The USB ‘thumb' drive started life as a simple way to move files around without company admins knowing anything about it, a sort of sneakernet for the 21st Century. This period of naïve technological glow lasted about a year. Pretty quickly, IT departments caught on to the lurking dangers, namely that people could use them to pilfer sensitive data, or just lose it in unencrypted form down the back of a sofa.
From being a convenience, USB drives because a stress, but did at least launch a sizable industry producing products to block, control, counter and tame them. More recently, vendors have returned to the basic design of the drives themselves, adding features that overcome some of the basic problems of the first-gen drives, especially security.
Something odd has happened though. As vendors add more and more features, the drives have slowly been turning into simple ‘parasitic' computers, with their own apps, security, storage and ability to firewall themselves from whatever PC they have been plugged in to. This is what almost happened with the U3 standard in 2003, but that was slow to take off because ISVs had to write special ‘U3' apps, which few could be bothered to do.
More recently, U3 backer SanDisk more or less threw in the towel and collaborated in a new venture with Microsoft called StartKey. SanDisk has talked of its plans for ‘computers on a stick' (our phrase, not theirs) without offering a great deal of detail. The world waits for further developments on this front.
Meanwhile, SanDisk has ploughed on with its conventional USB drives, adding automatic 256-bit AES encryption, which first appeared on the Cruzer Pro we looked at some months ago, and which reappears on the more Cruzer Enterprise looked at here.
The Cruzer Enterprise's encryption works in much the same way as does the standalone product, asking the user for a complex passphrase, which is used to encrypt all date heading to the drive from that point on using a built-in chip. Attempts to guess the password cause the drive to enter ‘lock-down' mode which makes all data inaccessible.

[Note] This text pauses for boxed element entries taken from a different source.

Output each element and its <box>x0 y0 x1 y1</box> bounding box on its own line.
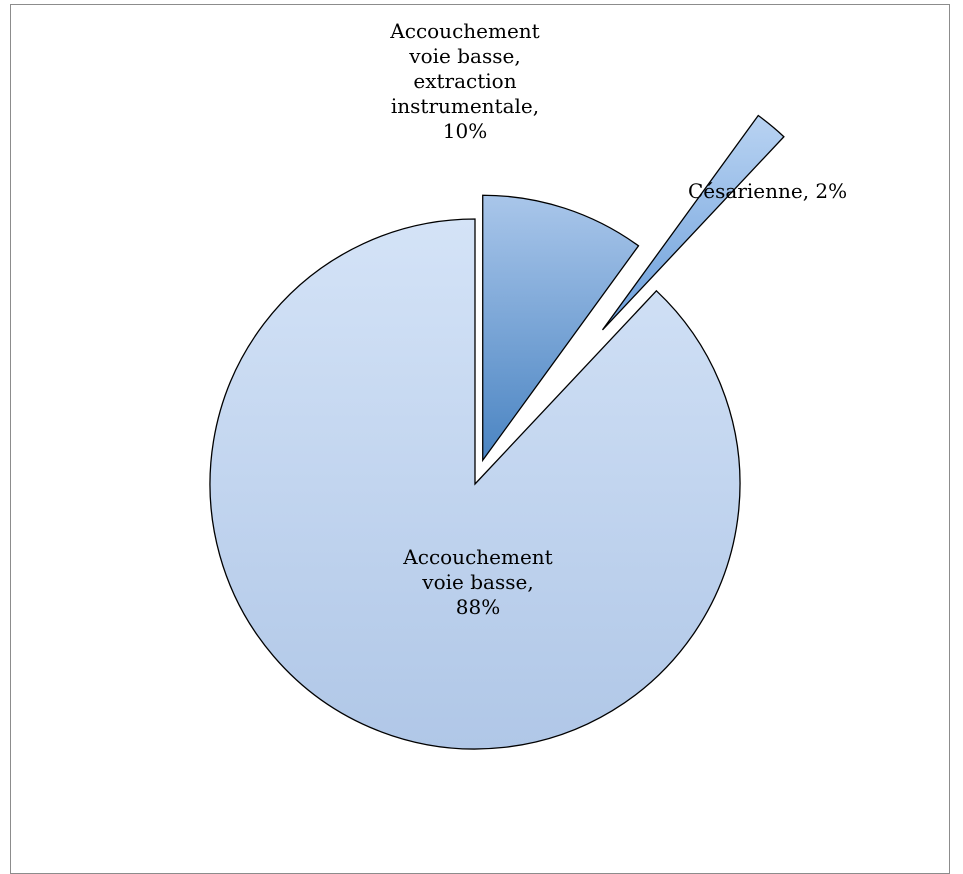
pie-slice-voie-basse <box>209 218 741 750</box>
label-instr-line4: instrumentale, <box>390 94 540 118</box>
pie-slice-cesarienne <box>601 114 785 331</box>
label-main-line3: 88% <box>455 595 501 619</box>
label-instr-line1: Accouchement <box>390 19 540 43</box>
label-instrumental: Accouchement voie basse, extraction inst… <box>355 19 575 144</box>
label-main-line1: Accouchement <box>403 545 553 569</box>
label-instr-line3: extraction <box>413 69 517 93</box>
label-cesarean: Césarienne, 2% <box>688 179 847 204</box>
label-main-line2: voie basse, <box>422 570 534 594</box>
label-main: Accouchement voie basse, 88% <box>368 545 588 620</box>
label-instr-line2: voie basse, <box>409 44 521 68</box>
pie-slice-extraction-instrumentale <box>482 194 640 463</box>
label-cesarean-text: Césarienne, 2% <box>688 179 848 203</box>
label-instr-line5: 10% <box>442 119 488 143</box>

One brand new feature is built-in McAfee anti-malware scanning, which monitors all files moving to and from the drive for infection, as well as scanning the host PC itself when first attached. Security parameters on the drive's console are limited to updating the signatures being used to detect malware. Note that while the integrated protection is free of licensing, customers need to pay for the separate CMC (Central Management and Control) server, needed to manage a fleet of such AV-enabled drives. This can also look after the encryption and remote drive wiping.
Businesses using RSA's RSA SecurID software authentication will note that the Cruzer can function as a token on such networks, a neat if proprietary extension to its security features.
What's to like that takes the Cruzer beyond the incarnations already out there? The encryption design is still excellent, but that's been around for a while. The integrated malware scanning using a McAfee system is worthy too, but the level of control and scanning depth is probably modest. It's impossible to say that infected files couldn't get on to the drive, but perhaps that's holding the drive to too high a standard of perfection. It should be remembered that very few USB drives come with any protection at all.
If SanDisk's plans are to be believed, the best is still to come for the Cruzer Enterprise, including tantalising talk of turning it into a complete mini-virtualised environment on a stick. We will see, but in the meantime the Cruzer has competition in the form of the well thought out IronKey, which we plan to review next month.
A separate FIPS 140 level 2 version of the Cruzer Enterprise is available for companies that need such security assurance. This mainly offers protection against physical tampering. For competition see equivalent products such as the IronKey, which now also comes with a decent-looking management console.